Wild Youth, One Hundred Punksなどがお気に入り。ということで 本当は1stを持っていれば充分だったかも。
三大Generationもの「My Generation」「ラブ・ジェネレーション」「Blank Generation」には及ばないものの 「Your Generation」も中々乙な仕上がり。もっともBlack Eyed Peasの「Now Generation」に追い抜かれたかも。
338.Al Green / Let's Stay Together (2001年 / VICP-61684)

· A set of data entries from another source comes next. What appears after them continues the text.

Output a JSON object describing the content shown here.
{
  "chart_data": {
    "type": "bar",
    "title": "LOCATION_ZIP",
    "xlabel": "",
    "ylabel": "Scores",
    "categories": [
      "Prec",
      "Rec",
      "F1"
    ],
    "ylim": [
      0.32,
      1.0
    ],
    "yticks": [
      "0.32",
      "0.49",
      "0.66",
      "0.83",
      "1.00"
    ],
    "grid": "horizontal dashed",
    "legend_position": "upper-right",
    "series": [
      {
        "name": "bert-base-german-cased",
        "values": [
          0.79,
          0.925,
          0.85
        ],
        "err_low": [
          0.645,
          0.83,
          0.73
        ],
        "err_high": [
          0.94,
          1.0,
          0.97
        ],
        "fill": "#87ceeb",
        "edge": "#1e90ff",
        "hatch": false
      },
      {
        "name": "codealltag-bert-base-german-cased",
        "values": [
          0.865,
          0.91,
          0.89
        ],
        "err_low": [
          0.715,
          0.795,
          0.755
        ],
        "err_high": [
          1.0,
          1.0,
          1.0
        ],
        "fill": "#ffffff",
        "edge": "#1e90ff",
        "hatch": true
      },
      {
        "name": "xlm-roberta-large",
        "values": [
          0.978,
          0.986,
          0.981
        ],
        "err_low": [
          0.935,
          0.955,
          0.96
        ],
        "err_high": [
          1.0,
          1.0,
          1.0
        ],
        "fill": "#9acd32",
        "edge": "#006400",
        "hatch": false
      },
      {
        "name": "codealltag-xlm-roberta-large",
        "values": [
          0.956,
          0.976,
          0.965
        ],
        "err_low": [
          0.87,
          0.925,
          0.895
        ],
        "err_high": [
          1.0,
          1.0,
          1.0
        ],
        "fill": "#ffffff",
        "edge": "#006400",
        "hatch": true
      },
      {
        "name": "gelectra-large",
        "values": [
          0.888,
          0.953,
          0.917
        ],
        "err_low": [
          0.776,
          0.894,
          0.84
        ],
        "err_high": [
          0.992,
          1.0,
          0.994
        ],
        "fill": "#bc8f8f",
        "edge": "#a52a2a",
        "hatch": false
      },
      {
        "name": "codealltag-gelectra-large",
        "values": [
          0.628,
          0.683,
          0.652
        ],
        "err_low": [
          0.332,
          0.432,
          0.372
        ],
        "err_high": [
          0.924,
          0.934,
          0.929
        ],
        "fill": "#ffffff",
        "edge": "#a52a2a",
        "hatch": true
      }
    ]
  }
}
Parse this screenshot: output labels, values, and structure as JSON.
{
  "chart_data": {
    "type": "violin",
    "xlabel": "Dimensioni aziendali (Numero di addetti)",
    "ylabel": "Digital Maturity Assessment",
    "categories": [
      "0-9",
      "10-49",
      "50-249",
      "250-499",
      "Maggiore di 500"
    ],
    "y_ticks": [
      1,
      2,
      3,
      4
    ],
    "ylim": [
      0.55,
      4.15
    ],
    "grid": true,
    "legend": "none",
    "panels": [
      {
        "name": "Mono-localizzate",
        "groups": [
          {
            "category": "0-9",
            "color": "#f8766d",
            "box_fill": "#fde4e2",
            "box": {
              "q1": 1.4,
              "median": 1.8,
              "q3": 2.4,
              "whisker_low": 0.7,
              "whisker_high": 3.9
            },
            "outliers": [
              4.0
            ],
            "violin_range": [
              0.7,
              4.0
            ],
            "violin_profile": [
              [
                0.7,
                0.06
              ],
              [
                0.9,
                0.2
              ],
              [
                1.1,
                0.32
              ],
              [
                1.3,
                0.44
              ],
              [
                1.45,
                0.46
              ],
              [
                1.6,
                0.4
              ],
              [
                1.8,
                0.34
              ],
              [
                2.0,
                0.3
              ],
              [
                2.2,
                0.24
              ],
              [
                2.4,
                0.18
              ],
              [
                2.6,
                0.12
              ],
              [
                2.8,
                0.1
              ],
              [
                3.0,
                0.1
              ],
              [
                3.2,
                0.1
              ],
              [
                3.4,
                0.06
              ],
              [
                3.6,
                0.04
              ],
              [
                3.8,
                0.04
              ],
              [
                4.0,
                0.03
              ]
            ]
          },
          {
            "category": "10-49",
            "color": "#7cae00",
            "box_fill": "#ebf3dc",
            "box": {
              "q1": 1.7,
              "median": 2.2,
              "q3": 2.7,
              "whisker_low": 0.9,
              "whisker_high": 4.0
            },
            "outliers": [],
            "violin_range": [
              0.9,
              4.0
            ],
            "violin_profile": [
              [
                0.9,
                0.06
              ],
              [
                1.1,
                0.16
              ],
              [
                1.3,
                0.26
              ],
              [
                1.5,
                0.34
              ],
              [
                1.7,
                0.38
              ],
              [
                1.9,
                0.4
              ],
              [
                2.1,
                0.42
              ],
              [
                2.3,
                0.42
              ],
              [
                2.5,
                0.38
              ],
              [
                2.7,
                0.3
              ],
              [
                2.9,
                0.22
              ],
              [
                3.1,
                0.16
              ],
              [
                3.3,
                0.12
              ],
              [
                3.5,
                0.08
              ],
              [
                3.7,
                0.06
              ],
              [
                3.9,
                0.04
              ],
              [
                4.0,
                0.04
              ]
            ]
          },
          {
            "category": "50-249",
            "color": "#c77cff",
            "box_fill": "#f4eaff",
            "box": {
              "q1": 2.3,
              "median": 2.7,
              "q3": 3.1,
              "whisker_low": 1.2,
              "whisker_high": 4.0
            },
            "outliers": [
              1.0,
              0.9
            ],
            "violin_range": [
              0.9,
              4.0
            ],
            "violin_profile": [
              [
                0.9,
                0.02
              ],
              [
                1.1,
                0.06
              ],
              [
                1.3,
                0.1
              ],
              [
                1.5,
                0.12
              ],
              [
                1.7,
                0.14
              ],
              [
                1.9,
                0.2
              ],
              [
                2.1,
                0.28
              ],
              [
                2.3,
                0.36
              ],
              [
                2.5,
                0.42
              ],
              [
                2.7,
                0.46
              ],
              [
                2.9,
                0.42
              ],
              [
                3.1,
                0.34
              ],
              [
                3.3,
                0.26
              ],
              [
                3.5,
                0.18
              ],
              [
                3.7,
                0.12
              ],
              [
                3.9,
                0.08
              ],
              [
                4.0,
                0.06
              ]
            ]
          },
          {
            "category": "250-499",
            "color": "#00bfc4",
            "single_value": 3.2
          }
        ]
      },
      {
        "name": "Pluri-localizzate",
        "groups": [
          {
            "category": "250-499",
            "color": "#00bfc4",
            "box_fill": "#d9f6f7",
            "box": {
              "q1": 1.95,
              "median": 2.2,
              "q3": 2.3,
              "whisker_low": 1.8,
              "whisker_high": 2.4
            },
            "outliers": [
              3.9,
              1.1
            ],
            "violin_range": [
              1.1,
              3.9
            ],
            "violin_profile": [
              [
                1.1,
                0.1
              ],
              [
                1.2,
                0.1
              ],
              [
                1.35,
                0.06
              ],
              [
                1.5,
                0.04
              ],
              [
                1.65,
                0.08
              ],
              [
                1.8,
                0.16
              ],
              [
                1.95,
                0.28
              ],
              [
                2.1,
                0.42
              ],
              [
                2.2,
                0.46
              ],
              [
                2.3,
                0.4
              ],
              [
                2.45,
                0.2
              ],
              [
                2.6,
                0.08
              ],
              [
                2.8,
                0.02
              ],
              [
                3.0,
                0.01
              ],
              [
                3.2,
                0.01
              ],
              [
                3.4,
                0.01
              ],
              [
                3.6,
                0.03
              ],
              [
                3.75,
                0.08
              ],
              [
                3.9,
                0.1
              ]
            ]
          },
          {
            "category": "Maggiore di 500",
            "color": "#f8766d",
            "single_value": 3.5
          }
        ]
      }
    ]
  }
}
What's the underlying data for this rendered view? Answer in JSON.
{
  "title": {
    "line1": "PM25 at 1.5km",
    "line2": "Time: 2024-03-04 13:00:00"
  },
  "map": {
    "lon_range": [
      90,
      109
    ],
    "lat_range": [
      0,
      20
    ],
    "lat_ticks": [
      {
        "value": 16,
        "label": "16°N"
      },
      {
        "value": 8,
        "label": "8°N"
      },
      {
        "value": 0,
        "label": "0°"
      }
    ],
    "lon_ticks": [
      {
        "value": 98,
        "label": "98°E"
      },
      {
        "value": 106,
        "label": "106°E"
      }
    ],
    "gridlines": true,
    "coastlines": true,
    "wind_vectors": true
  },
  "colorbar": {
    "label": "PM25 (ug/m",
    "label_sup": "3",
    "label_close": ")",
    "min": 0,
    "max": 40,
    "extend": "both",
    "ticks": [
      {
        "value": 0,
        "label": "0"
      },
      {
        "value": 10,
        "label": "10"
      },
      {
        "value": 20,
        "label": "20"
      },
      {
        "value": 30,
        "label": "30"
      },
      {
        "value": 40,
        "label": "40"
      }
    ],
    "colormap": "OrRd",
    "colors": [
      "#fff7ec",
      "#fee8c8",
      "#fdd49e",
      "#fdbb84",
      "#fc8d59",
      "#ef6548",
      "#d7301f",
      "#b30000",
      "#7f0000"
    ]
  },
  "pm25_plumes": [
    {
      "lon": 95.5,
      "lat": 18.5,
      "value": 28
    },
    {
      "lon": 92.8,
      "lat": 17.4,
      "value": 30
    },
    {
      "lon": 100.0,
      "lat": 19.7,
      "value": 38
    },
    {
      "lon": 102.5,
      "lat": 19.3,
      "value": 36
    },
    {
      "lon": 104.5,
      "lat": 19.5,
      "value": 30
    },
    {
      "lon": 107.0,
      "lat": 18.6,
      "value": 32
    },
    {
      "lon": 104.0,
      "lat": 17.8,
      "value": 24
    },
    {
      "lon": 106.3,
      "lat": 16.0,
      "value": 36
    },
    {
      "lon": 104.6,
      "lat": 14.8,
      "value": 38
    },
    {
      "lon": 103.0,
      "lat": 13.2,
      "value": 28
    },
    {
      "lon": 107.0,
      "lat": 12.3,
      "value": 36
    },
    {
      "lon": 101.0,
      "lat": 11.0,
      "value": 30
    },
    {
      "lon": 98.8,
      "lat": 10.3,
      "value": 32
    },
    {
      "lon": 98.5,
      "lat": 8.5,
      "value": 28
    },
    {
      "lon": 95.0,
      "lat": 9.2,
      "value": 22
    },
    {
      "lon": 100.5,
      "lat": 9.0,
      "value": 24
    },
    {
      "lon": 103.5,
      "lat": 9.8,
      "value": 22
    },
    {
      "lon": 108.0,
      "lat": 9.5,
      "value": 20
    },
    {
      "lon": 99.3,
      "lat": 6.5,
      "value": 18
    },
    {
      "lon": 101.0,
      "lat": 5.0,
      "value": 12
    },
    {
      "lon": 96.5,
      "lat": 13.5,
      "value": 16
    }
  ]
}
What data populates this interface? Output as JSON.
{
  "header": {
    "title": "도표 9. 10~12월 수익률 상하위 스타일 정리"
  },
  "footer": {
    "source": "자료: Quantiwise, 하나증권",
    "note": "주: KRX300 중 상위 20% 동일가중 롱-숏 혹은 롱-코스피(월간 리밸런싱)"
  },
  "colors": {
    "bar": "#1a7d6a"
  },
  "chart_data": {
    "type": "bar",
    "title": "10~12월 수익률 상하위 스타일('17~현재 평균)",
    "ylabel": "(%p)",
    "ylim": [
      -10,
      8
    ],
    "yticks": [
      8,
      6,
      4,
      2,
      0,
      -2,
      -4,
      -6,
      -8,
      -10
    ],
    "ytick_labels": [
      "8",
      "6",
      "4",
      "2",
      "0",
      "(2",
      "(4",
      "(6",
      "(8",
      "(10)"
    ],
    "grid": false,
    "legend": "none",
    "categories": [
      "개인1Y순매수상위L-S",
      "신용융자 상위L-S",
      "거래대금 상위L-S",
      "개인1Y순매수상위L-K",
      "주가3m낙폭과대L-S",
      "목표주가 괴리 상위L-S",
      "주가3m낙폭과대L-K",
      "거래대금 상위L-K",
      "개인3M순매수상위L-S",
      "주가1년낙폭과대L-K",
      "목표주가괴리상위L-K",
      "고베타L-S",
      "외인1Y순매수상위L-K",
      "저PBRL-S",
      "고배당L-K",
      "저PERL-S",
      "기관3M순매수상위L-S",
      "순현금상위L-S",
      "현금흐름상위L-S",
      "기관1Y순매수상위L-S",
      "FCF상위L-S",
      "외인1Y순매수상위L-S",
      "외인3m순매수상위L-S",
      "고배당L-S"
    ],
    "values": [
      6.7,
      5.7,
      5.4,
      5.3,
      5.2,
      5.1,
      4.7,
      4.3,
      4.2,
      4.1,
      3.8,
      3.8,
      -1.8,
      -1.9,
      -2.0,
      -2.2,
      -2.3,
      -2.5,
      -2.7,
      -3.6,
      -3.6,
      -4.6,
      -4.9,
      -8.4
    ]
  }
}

一応Let's Stay Together(Albumではなくて曲)で慣れ親しんでいたので それなりの敬意を払っておりました。
とは申すものの 第7回東京音楽祭に際し Belle(邦題:愛しのベル)の貫禄十分の歌唱で 格の違いを見せつけたグランプリ受賞にはどことなく違和感を覚えました。Green御大はGuest出演で良かったのでは?
Kate BushちゃんやDebby Booneちゃんに加え Barbara DicksonやEmotionsも出場していたのですから。
339.笹みどり / 全曲集 浪花人情 / 嫁がせた日に  (1989年 / ZV-103)
内緒かもしれませんが 1947年(昭和22年)生とのこと。私が知っていたのは「下町育ち」と「女の絶唱」ぐらい。
「母と呼べずにわが子と抱けず」や「そんなに私がわるいでしょうか」など 今の時代は言うまでもなく この時代でも若干時代錯誤とも思える耐える女性たち。
もちろん それを承知の上での確信犯的したたかさが逆に強みかと。
340.加川良 / 教訓 (1995年 / TOCT-8954)
同じく1947年(昭和22年)生。 「教訓T」「あきらめ節」「赤土の下で」「ゼニの効用について」辺りは Vinyl時代もAll Japan Folk Jamboree '71全日本フォークジャンボリーライブ 第1集などのAlbumやラジオで親しんでいた曲ということに。
「青くなってしりごみなさい にげなさい かくれなさい」といった言葉に 団塊の世代の次の私たち(しらけ世代・新人類)は共感を覚えたものです。
「女のくさったの」や「女々しく 女々しく」といった言葉遣いは 笹みどりさんと同世代だという証か。ただこちらは職業作詞家と異なり無意識と思われ 鳩山さんの「友愛」に似た無邪気で無防備な印象が。